Today, my lovely readers, we’re going to talk about adverbs, which far too often take a backseat to their glamorous cousins, the adjectives.
However, adverbs play an equally important role in English grammar. They are used to modify, qualify, limit and describe by indicating things such as time, place, quantity and manner. They provide the answer to questions like: when? where? how? and how much? And don’t let their name fool you. While adverbs do modify verbs, they have also been known to modify adjectives, other adverbs, prepositions, conjunctions and clauses.
In fact, adverbs are kind of like the miscellaneous bin of English grammar. Words that don’t easily fit into other categories usually end up labelled as adverbs.

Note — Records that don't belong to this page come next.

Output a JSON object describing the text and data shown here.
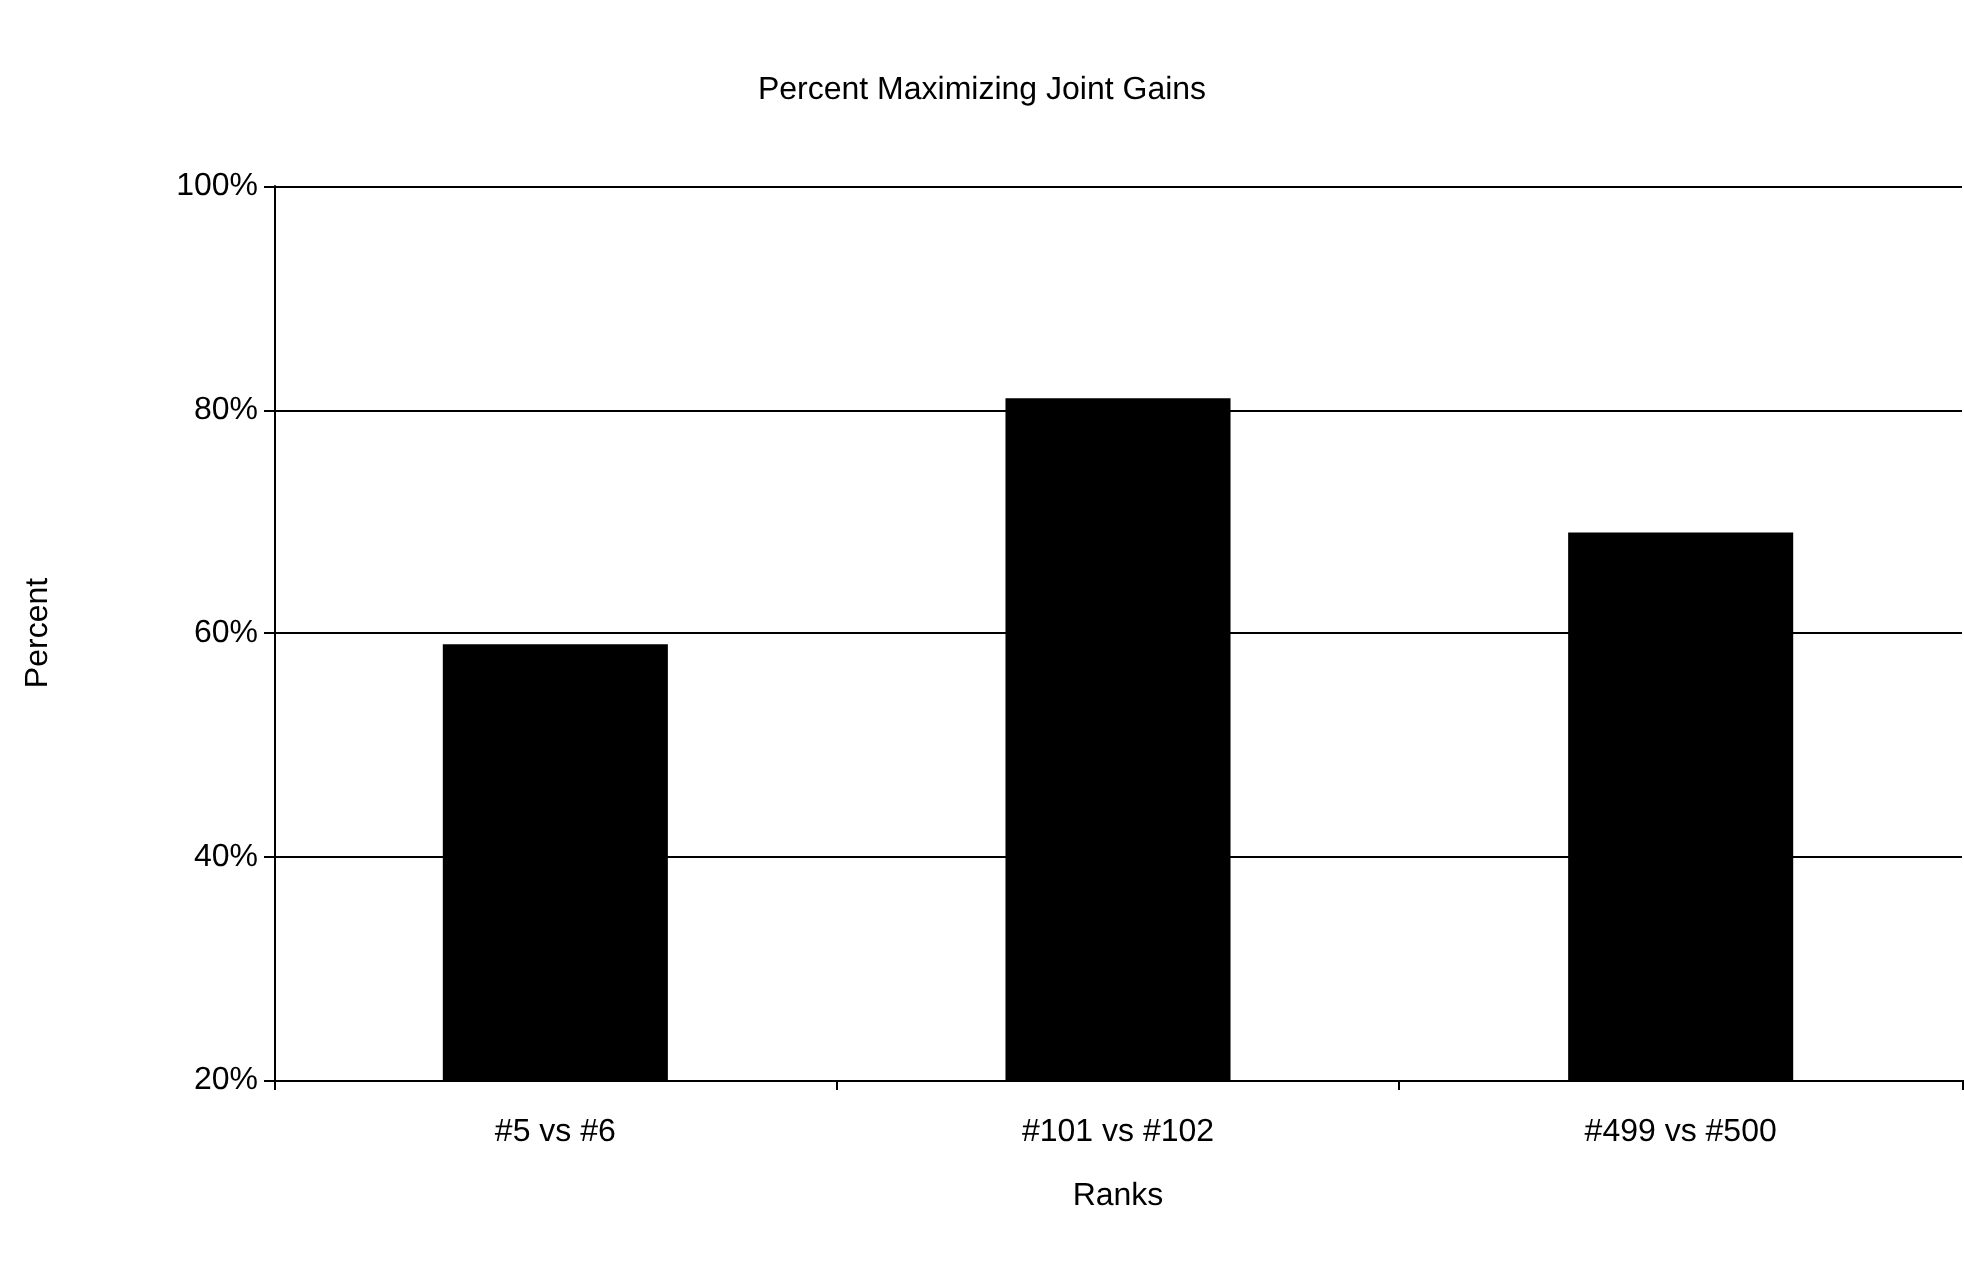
{
  "chart_data": {
    "type": "bar",
    "title": "Percent Maximizing Joint Gains",
    "xlabel": "Ranks",
    "ylabel": "Percent",
    "categories": [
      "#5 vs #6",
      "#101 vs #102",
      "#499 vs #500"
    ],
    "values": [
      59,
      81,
      69
    ],
    "color": "#000000",
    "ylim": [
      20,
      100
    ],
    "yticks": [
      {
        "value": 20,
        "label": "20%"
      },
      {
        "value": 40,
        "label": "40%"
      },
      {
        "value": 60,
        "label": "60%"
      },
      {
        "value": 80,
        "label": "80%"
      },
      {
        "value": 100,
        "label": "100%"
      }
    ],
    "grid": "y"
  }
}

So now that you have a little background, let’s look at some examples of adverbs modifying all those different parts of speech. The adverbs are in bold and the words they modify are in italics.
Adverb modifying a verb:
- The Weird Sisters stirred the cauldron vigorously.

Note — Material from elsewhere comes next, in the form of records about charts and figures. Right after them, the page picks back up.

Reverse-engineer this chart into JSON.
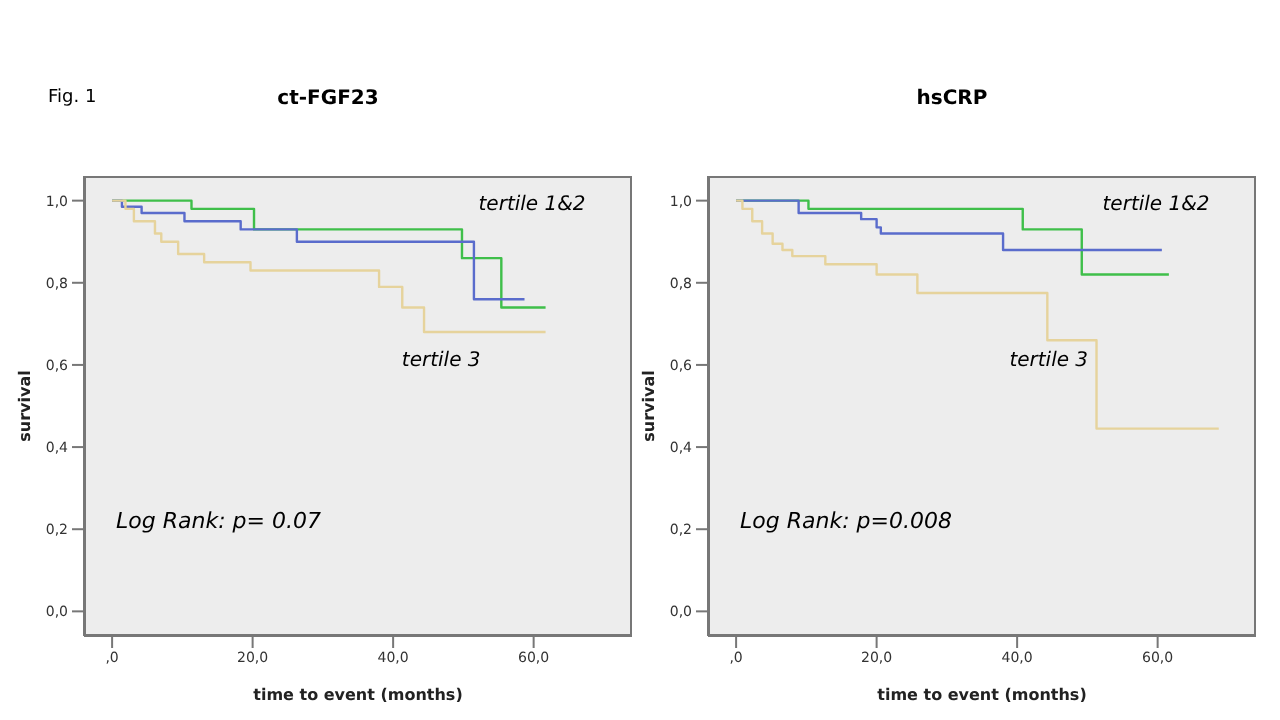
{
  "chart_data": [
    {
      "type": "step",
      "title": "ct-FGF23",
      "xlabel": "time to event (months)",
      "ylabel": "survival",
      "xlim": [
        -4,
        74
      ],
      "ylim": [
        -0.06,
        1.06
      ],
      "xticks": [
        {
          "value": 0,
          "label": ",0"
        },
        {
          "value": 20,
          "label": "20,0"
        },
        {
          "value": 40,
          "label": "40,0"
        },
        {
          "value": 60,
          "label": "60,0"
        }
      ],
      "yticks": [
        {
          "value": 0,
          "label": "0,0"
        },
        {
          "value": 0.2,
          "label": "0,2"
        },
        {
          "value": 0.4,
          "label": "0,4"
        },
        {
          "value": 0.6,
          "label": "0,6"
        },
        {
          "value": 0.8,
          "label": "0,8"
        },
        {
          "value": 1,
          "label": "1,0"
        }
      ],
      "marker": "none",
      "line_style": "solid",
      "annotations": [
        "Fig. 1",
        "tertile 1&2",
        "tertile 3",
        "Log Rank: p= 0.07"
      ],
      "series": [
        {
          "color": "#3fbf4a",
          "x": [
            0,
            11.3,
            20.2,
            49.8,
            55.4,
            61.7
          ],
          "values": [
            1,
            0.98,
            0.93,
            0.86,
            0.74,
            0.74
          ]
        },
        {
          "color": "#5a6ccc",
          "x": [
            0,
            1.4,
            4.2,
            10.3,
            18.3,
            26.3,
            51.5,
            58.7
          ],
          "values": [
            1,
            0.985,
            0.97,
            0.95,
            0.93,
            0.9,
            0.76,
            0.76
          ]
        },
        {
          "color": "#e6d39c",
          "x": [
            0,
            1.9,
            3.1,
            6.1,
            7,
            9.4,
            13.1,
            19.7,
            38,
            41.3,
            44.4,
            61.7
          ],
          "values": [
            1,
            0.98,
            0.95,
            0.92,
            0.9,
            0.87,
            0.85,
            0.83,
            0.79,
            0.74,
            0.68,
            0.68
          ]
        }
      ]
    },
    {
      "type": "step",
      "title": "hsCRP",
      "xlabel": "time to event (months)",
      "ylabel": "survival",
      "xlim": [
        -4,
        74
      ],
      "ylim": [
        -0.06,
        1.06
      ],
      "xticks": [
        {
          "value": 0,
          "label": ",0"
        },
        {
          "value": 20,
          "label": "20,0"
        },
        {
          "value": 40,
          "label": "40,0"
        },
        {
          "value": 60,
          "label": "60,0"
        }
      ],
      "yticks": [
        {
          "value": 0,
          "label": "0,0"
        },
        {
          "value": 0.2,
          "label": "0,2"
        },
        {
          "value": 0.4,
          "label": "0,4"
        },
        {
          "value": 0.6,
          "label": "0,6"
        },
        {
          "value": 0.8,
          "label": "0,8"
        },
        {
          "value": 1,
          "label": "1,0"
        }
      ],
      "marker": "none",
      "line_style": "solid",
      "annotations": [
        "tertile 1&2",
        "tertile 3",
        "Log Rank: p=0.008"
      ],
      "series": [
        {
          "color": "#3fbf4a",
          "x": [
            0,
            10.3,
            40.8,
            49.2,
            61.6
          ],
          "values": [
            1,
            0.98,
            0.93,
            0.82,
            0.82
          ]
        },
        {
          "color": "#5a6ccc",
          "x": [
            0,
            8.9,
            17.8,
            20,
            20.6,
            38,
            60.6
          ],
          "values": [
            1,
            0.97,
            0.955,
            0.935,
            0.92,
            0.88,
            0.88
          ]
        },
        {
          "color": "#e6d39c",
          "x": [
            0,
            0.9,
            2.3,
            3.7,
            5.2,
            6.6,
            8,
            12.7,
            20,
            25.8,
            44.3,
            51.3,
            54.8,
            68.7
          ],
          "values": [
            1,
            0.98,
            0.95,
            0.92,
            0.895,
            0.88,
            0.865,
            0.845,
            0.82,
            0.775,
            0.66,
            0.445,
            0.445,
            0.445
          ]
        }
      ]
    }
  ]
}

Adverb modifying an adjective:
- Iago’s misguided revenge on Othello was incredibly twisted.
Adverb modifying another adverb:
- Once her mind was made up, Lady Macbeth acted very swiftly.
Adverb modifying a preposition:
- Hamlet showed Horatio the skull he had discovered just beneath his feet.
Adverb modifying a conjunction:
- That was exactly when Falstaff fell over.
Adverb modifying a clause:
- Apparently Oberon and Titania had a complicated relationship.
See, adverbs can be glamorous too! Be sure and spread the word.